Toenail man limped out of his seat to approach my friend for help with his hands covered in blood and patted her on her shoulder leaving a bloody hand-print on her clothes. Toenail man said to her ‘I’m bleeding and’ – points to passed out man – ‘He killed.’ She and other passenger panicked thinking he killed him, before he said he ‘keeled over.’

They turned the plane around which was 30 minutes after takeoff.”

The Landing Gear Wasn’t Functioning Correctly

From Redditor /u/AcaciaWildwood:

“My sister is a FA and told me of her scariest flight.

They were flying into an airport in California from Hawaii and during the pre-landing checks it was discovered the landing gear wasn’t functioning in that it wouldn’t deploy / come down. After circling the airport to burn off fuel, fire and emergency personnel were put into place at the airport and the cabin secured.

She was sitting in the jump seat and she said there was a fellow mechanic on-board within eyesight of her. He looked her directly in the eye and gave an almost imperceptible shake of his head, letting her know the situation was very dire. As they were coming down to land, she and the other FAs were in their seats, yelling at the passengers at the top of their lungs ‘BRACE BRACE BRACE BRACE!’ while they were all in position for impact – she said it was the one time she thought for sure she’d never see her son and husband again.

Miraculously, the landing gear deployed at the very last moment, saving them from having to land on the belly of the plane. Once they got all the passengers off (sent them down the slides in the middle of the runway surrounded by emergency personnel racing them away from the plane) and were back at the hotel, the last thing she wanted was to get back on a plane to go back home to Hawaii.

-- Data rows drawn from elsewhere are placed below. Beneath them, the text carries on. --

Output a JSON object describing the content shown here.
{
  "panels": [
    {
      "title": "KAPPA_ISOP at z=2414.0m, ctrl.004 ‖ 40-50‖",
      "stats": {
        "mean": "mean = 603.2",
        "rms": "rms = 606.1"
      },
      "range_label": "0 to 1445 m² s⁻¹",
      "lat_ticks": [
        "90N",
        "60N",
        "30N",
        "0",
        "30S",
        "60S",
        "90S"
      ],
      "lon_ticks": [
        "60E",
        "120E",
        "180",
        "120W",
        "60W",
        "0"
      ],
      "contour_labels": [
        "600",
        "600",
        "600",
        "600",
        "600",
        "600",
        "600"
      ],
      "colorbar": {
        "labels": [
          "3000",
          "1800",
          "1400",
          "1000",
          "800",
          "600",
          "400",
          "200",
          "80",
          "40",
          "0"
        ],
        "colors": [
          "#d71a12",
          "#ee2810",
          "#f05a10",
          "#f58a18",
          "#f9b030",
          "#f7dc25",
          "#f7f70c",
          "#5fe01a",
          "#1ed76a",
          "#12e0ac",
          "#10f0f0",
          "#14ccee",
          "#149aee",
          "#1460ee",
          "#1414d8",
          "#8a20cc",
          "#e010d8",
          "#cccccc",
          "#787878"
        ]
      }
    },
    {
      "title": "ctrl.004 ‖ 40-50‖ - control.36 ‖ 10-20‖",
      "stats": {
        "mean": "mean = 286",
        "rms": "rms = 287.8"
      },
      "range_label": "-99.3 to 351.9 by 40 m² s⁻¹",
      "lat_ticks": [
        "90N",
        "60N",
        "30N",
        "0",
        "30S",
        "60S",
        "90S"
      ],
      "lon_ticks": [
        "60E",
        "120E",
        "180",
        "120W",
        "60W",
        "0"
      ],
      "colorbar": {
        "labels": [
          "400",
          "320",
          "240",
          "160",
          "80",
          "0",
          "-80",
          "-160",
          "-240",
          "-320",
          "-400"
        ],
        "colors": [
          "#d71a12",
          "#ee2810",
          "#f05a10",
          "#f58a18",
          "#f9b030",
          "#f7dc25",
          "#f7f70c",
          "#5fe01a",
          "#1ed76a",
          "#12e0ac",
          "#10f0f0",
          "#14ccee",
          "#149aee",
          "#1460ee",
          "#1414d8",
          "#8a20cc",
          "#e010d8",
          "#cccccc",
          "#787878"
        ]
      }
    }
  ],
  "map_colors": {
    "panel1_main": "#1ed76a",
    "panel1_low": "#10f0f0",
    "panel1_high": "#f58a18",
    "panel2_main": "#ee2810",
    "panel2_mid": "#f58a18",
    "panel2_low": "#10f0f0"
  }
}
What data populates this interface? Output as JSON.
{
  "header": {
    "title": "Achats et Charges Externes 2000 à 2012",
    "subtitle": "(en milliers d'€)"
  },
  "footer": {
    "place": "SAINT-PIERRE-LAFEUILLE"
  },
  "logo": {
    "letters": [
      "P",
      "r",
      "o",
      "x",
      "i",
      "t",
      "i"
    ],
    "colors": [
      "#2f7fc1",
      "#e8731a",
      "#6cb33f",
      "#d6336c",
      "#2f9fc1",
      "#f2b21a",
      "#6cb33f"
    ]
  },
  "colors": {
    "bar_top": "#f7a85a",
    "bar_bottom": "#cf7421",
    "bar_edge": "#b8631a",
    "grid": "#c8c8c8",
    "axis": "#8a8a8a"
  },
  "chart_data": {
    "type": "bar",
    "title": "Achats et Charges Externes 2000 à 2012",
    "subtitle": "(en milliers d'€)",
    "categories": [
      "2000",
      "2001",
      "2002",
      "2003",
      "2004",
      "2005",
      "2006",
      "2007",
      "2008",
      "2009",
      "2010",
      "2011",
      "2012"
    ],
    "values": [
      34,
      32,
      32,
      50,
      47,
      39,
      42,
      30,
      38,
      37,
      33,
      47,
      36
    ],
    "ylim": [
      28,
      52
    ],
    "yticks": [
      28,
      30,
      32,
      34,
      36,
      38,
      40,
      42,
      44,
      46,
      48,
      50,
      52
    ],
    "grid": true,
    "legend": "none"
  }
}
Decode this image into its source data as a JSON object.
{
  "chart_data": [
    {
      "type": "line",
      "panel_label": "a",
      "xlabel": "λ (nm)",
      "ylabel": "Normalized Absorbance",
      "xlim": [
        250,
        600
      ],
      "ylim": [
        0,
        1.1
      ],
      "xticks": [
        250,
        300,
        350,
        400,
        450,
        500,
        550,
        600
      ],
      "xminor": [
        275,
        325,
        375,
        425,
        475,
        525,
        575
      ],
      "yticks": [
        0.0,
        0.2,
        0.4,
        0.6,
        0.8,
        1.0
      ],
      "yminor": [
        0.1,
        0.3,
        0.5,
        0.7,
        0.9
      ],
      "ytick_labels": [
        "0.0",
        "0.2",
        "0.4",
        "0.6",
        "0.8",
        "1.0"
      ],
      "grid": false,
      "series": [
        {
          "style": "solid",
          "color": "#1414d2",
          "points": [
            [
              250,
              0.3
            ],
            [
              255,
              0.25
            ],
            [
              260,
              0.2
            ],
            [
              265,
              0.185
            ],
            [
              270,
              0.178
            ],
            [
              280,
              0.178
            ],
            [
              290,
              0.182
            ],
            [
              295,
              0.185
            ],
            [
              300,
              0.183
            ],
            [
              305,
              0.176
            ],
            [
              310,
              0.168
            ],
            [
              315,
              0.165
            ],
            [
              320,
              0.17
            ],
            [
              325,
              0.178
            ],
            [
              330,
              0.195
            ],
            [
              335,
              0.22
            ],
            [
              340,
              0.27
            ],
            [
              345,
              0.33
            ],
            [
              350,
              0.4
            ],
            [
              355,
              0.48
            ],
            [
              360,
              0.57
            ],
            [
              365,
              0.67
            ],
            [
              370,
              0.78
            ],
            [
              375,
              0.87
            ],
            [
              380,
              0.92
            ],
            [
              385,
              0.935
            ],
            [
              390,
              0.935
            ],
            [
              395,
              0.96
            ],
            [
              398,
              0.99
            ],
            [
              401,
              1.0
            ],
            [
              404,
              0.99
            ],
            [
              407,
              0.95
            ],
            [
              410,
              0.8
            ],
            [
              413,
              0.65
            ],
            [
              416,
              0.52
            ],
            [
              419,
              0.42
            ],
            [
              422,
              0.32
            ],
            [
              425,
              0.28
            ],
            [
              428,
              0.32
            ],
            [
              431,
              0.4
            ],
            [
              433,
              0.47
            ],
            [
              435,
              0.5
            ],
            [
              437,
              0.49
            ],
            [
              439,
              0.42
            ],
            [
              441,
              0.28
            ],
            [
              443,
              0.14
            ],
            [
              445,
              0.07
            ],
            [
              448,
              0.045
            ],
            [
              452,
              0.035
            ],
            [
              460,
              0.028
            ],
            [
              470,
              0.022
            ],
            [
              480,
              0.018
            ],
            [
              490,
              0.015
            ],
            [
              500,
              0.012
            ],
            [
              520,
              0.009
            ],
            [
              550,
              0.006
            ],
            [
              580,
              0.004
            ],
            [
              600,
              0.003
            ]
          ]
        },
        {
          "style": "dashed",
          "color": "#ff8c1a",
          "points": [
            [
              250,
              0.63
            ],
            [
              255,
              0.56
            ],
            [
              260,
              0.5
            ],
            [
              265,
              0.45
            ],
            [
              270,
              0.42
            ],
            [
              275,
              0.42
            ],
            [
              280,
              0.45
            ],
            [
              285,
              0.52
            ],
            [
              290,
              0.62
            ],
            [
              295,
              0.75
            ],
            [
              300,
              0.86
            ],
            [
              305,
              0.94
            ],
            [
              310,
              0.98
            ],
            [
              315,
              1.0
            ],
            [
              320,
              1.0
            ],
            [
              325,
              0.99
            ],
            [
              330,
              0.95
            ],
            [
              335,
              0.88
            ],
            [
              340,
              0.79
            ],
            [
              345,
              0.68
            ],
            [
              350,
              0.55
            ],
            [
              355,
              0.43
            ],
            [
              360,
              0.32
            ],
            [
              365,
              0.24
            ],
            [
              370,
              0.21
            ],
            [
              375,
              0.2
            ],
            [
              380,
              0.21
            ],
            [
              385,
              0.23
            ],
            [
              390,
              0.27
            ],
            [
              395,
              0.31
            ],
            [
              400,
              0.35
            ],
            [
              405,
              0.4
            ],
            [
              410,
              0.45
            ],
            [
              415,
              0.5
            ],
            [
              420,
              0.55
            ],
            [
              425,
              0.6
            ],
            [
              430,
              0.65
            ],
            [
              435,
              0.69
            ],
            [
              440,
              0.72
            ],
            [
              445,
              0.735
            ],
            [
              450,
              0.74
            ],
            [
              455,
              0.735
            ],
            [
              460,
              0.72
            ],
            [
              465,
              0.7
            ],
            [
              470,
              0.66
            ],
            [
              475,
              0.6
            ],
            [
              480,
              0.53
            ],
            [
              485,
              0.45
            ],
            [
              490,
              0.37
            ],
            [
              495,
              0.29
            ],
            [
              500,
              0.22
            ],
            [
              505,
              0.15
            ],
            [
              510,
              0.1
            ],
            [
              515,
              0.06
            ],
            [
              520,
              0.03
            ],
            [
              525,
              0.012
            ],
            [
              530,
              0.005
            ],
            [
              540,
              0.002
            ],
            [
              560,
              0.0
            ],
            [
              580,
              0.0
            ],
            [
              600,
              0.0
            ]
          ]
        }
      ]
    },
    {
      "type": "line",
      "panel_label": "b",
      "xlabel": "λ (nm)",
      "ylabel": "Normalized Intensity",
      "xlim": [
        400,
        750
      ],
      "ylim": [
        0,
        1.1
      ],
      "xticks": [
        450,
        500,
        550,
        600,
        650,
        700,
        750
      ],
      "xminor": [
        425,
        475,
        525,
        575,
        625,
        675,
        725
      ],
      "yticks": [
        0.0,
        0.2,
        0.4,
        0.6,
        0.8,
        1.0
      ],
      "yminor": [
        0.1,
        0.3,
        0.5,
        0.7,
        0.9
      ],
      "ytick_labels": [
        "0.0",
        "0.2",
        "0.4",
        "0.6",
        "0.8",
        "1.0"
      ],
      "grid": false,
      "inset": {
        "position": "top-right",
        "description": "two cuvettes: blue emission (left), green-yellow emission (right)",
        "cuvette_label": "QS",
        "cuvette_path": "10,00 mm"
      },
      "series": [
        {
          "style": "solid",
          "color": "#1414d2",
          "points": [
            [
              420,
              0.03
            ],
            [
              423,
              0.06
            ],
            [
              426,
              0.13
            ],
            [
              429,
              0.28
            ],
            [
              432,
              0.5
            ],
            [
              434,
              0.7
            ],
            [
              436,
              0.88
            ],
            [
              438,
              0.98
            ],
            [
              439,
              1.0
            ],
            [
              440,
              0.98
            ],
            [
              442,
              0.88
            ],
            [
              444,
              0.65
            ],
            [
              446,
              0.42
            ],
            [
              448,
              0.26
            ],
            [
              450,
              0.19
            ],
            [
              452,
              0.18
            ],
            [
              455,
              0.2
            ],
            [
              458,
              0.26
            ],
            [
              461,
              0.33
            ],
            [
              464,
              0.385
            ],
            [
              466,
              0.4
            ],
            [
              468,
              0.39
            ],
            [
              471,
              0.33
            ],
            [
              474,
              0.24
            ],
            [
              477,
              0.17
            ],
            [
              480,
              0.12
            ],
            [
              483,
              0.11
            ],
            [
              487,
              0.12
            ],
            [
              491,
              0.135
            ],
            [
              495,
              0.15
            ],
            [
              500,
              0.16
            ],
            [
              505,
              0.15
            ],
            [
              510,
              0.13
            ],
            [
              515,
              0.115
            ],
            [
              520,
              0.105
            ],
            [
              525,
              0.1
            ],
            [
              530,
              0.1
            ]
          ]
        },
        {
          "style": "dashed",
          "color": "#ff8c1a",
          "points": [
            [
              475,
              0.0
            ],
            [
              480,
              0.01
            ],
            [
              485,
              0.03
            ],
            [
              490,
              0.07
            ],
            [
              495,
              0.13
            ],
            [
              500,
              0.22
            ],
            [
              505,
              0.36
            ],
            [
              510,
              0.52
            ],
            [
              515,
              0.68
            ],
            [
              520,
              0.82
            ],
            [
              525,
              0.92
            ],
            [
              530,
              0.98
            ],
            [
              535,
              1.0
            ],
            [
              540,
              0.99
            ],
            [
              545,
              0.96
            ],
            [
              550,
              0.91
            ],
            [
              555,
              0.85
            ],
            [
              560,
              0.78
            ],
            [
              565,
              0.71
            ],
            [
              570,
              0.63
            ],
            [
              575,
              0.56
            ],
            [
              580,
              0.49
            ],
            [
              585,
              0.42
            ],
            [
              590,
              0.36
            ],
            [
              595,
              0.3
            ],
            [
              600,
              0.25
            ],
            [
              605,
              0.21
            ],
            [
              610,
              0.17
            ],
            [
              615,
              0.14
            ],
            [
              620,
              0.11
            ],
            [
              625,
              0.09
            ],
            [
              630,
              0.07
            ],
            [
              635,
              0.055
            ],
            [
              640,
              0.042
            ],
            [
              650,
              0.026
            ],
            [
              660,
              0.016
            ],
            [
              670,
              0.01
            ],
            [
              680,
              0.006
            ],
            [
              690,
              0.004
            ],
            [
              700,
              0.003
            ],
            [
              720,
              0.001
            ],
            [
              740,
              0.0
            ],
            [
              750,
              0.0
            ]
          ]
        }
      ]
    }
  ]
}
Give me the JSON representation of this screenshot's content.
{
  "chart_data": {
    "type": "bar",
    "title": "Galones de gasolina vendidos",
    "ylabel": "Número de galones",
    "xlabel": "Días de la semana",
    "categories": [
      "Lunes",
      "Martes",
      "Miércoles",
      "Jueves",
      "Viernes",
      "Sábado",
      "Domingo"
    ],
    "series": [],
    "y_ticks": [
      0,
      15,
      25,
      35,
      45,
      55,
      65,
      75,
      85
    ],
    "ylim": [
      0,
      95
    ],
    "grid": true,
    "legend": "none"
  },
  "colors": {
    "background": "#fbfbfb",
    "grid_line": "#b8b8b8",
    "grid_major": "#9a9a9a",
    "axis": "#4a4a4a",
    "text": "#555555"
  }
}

She called her husband – also a FA for the same airline – and told him what had happened, said the Flight Crew were being told they could either stay overnight in the hotel and fly out the next day, or fly back to the island that night on a different plane. Her husband told her she needed to get back on the plane that night or she’d never have the ability to fly with confidence again. She did as he said and this being over nine years ago, he was right: she’s still a FA with the airline today.”